Five-order-of-magnitude gaps are where the design changes. Between L1 and DRAM (100×), you can ignore it. Between DRAM and disk (1000×), you can't. Between disk and network cross-region (1000× again), distributed systems get hard.


What Breaks at Scale

  • Filesystem journal contention: fsync on ext4 serializes through the FS journal. Many concurrent fsyncs on the same FS don't scale linearly. Mitigation: one WAL file per database, dedicated FS for WAL.
  • Page cache thrashing: when working set > RAM, every pread is a miss. The kernel's LRU is generic; an app-aware cache (Phase 2's block cache, Phase 3's pager) does better.

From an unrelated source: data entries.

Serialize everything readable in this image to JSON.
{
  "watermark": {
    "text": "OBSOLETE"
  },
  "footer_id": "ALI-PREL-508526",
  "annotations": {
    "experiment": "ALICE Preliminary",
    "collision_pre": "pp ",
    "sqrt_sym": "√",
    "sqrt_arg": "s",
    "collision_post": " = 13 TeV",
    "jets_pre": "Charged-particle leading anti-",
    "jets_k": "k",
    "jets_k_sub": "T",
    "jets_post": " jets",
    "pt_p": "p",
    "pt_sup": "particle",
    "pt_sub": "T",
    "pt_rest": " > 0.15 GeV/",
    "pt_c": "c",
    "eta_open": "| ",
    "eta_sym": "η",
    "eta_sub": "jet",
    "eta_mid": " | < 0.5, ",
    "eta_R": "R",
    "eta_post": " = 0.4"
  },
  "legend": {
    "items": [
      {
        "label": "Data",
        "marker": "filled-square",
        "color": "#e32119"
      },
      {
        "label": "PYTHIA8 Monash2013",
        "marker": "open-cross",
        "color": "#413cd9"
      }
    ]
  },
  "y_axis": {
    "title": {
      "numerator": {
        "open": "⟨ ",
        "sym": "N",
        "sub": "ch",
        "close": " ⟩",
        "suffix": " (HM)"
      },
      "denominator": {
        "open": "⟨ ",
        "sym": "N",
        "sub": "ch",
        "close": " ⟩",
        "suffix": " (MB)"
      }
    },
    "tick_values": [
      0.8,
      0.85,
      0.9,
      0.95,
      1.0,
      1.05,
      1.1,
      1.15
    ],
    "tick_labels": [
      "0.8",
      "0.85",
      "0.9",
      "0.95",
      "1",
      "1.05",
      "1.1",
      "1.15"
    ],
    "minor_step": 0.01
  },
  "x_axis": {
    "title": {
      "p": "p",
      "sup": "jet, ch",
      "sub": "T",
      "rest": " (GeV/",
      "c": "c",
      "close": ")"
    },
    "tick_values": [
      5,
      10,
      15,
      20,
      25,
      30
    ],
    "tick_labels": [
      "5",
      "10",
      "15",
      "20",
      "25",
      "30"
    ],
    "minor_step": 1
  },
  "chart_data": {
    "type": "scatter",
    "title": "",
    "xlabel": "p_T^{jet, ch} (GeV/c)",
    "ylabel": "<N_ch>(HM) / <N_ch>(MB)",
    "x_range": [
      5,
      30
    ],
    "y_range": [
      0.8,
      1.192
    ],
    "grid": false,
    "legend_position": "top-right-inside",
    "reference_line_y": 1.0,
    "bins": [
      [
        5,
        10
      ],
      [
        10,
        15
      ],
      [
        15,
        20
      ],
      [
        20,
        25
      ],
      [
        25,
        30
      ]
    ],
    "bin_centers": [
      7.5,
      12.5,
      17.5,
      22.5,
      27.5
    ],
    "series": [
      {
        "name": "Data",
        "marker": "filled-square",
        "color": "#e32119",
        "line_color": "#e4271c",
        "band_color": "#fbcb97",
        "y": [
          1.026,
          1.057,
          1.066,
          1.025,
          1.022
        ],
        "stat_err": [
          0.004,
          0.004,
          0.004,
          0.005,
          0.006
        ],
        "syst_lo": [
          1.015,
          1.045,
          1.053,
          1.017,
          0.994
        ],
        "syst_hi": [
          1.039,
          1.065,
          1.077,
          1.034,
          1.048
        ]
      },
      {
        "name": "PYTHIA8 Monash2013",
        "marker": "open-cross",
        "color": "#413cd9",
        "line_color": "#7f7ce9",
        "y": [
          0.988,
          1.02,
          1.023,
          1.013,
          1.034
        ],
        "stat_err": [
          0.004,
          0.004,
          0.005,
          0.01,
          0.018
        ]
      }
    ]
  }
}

  • fsync failure handling: on Linux, a failed fsync can mark dirty pages as clean — silently losing your data. This is the "fsyncgate" referenced in the references. Mitigation: panic on fsync error and crash-recover from the WAL (modern Postgres does this).
  • NVMe queue depth: NVMe shines with QD=32–128 in flight. A single-threaded pread loop runs at QD=1 and leaves most of the drive idle. io_uring (Phase 5) fixes this.